We have started a company to solve one of the biggest problems in financial services: providing basic financial services such as money transfer and micro-purchases to unbanked consumers in Latin America (particularly Mexico) and Africa. Our customers are usually getting remittances from family members migrating to other areas - such as Mexicans moving to LA.

The company is based in silicon valley.

Our challenge is that finding programmers with an extreme passion for this space in silicon valley is difficult. Everyone in SV uses mint.com but how many people in SV come from poor families in Latin America or Africa that are dependent upon money transfers from family members in the US?

I'm struggling with how to solve this problem as we start to scale the number of programmers we need to build our business.

We have found a couple of really good programmers in SV but we've experienced some churn via people who have less interest in this space and/or don't really understand the need for what we're doing as they can't "experience it" first hand.
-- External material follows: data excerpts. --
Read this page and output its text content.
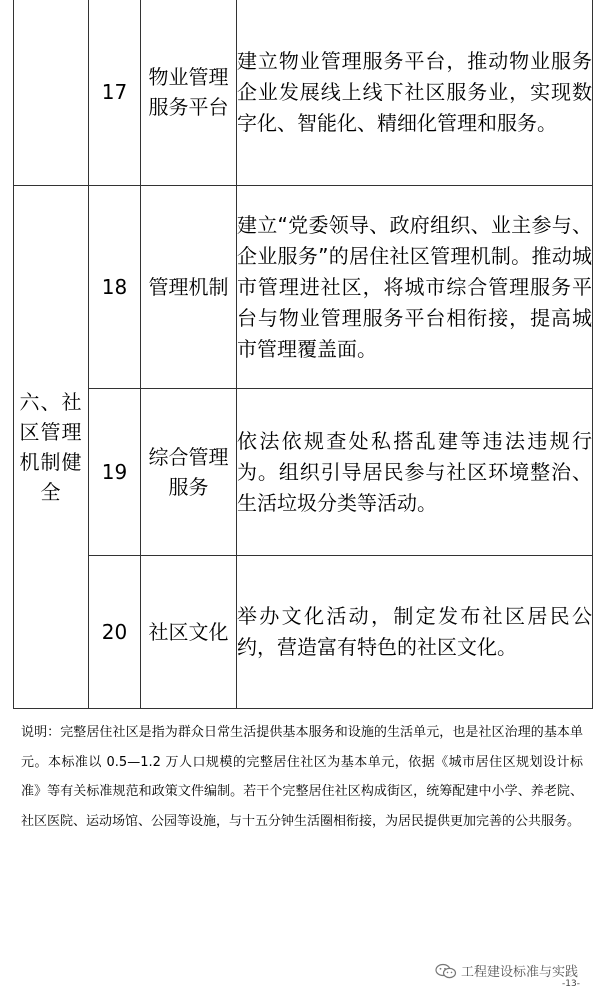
	17	物业管理服务平台	建立物业管理服务平台，推动物业服务企业发展线上线下社区服务业，实现数字化、智能化、精细化管理和服务。
六、社区管理机制健全	18	管理机制	建立“党委领导、政府组织、业主参与、企业服务”的居住社区管理机制。推动城市管理进社区，将城市综合管理服务平台与物业管理服务平台相衔接，提高城市管理覆盖面。
	19	综合管理服务	依法依规查处私搭乱建等违法违规行为。组织引导居民参与社区环境整治、生活垃圾分类等活动。
	20	社区文化	举办文化活动，制定发布社区居民公约，营造富有特色的社区文化。
说明：完整居住社区是指为群众日常生活提供基本服务和设施的生活单元，也是社区治理的基本单元。本标准以 0.5—1.2 万人口规模的完整居住社区为基本单元，依据《城市居住区规划设计标准》等有关标准规范和政策文件编制。若干个完整居住社区构成街区，统筹配建中小学、养老院、社区医院、运动场馆、公园等设施，与十五分钟生活圈相衔接，为居民提供更加完善的公共服务。
工程建设标准与实践
-13-
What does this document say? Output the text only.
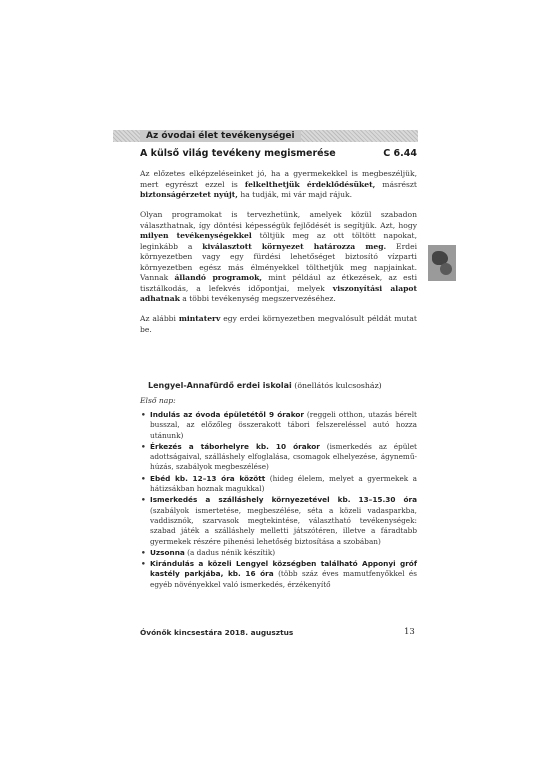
Az óvodai élet tevékenységei
A külső világ tevékeny megismerése	C 6.44
Az előzetes elképzeléseinket jó, ha a gyermekekkel is megbeszéljük, mert egyrészt ezzel is felkelthetjük érdeklődésüket, másrészt biztonságérzetet nyújt, ha tudják, mi vár majd rájuk.
Olyan programokat is tervezhetünk, amelyek közül szabadon választhatnak, így döntési képességük fejlődését is segítjük. Azt, hogy milyen tevékenységekkel töltjük meg az ott töltött napokat, leginkább a kiválasztott környezet határozza meg. Erdei környezetben vagy egy fürdési lehetőséget biztosító vízparti környezetben egész más élményekkel tölthetjük meg napjainkat. Vannak állandó programok, mint például az étkezések, az esti tisztálkodás, a lefekvés időpontjai, melyek viszonyítási alapot adhatnak a többi tevékenység megszervezéséhez.
Az alábbi mintaterv egy erdei környezetben megvalósult példát mutat be.
Lengyel-Annafürdő erdei iskolai (önellátós kulcsosház)
Első nap:
• Indulás az óvoda épületétől 9 órakor (reggeli otthon, utazás bérelt busszal, az előzőleg összerakott tábori felszereléssel autó hozza utánunk)
• Érkezés a táborhelyre kb. 10 órakor (ismerkedés az épület adottságaival, szálláshely elfoglalása, csomagok elhelyezése, ágyneműhúzás, szabályok megbeszélése)
• Ebéd kb. 12–13 óra között (hideg élelem, melyet a gyermekek a hátizsákban hoznak magukkal)
• Ismerkedés a szálláshely környezetével kb. 13–15.30 óra (szabályok ismertetése, megbeszélése, séta a közeli vadasparkba, vaddisznók, szarvasok megtekintése, választható tevékenységek: szabad játék a szálláshely melletti játszótéren, illetve a fáradtabb gyermekek részére pihenési lehetőség biztosítása a szobában)
• Uzsonna (a dadus nénik készítik)
• Kirándulás a közeli Lengyel községben található Apponyi gróf kastély parkjába, kb. 16 óra (több száz éves mamutfenyőkkel és egyéb növényekkel való ismerkedés, érzékenyítő
Óvónők kincsestára 2018. augusztus	13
This is a big financial opportunity and will help a lot of lives but it's not sexy like consumer internet plays.

Your thoughts and advice would be greatly appreciated.

Thanks in advance.

Bill Barhydt bill@m-via.com




I'm just guessing based on next to nothing, but I don't think there's anything wrong with the space. You have two things that many good hackers would find interesting: a big market, and a higher purpose.

It could be cultural, organizational, technical... if I were you I would look into these areas. The fact that you're asking here suggests that you're aware of the cultural factor.

Great programmers want creative collaboration. Frame it as a hard, worthy problem that you want help with, not as a set of technical tasks ("we just need to build the software"); a partnership, not a hierarchy.

Don't put any effort into improving your rhetoric to attract developers; this will only work on the ones who are not as smart. Instead, be as direct and honest as you can, including about what you don't know. I think that quality in your question is what struck me positively and prompted me to reply.


Thank you for the thoughtful responses.

Interesting points. We're actually doing a trip to Mexican villages in the coming weeks. We're bringing the VP Engineering as part of a customer validation effort.

"gruseom": In regards to cultural, organizational, technical issues. I don't discount that but it's really hard to know. We haven't been around long enough for issues like these to manifest themselves but I'll have to think about that more.

Thanks again....


It might be well worth it to take your new developers on a trip to the poor parts of Mexico to learn from your customers.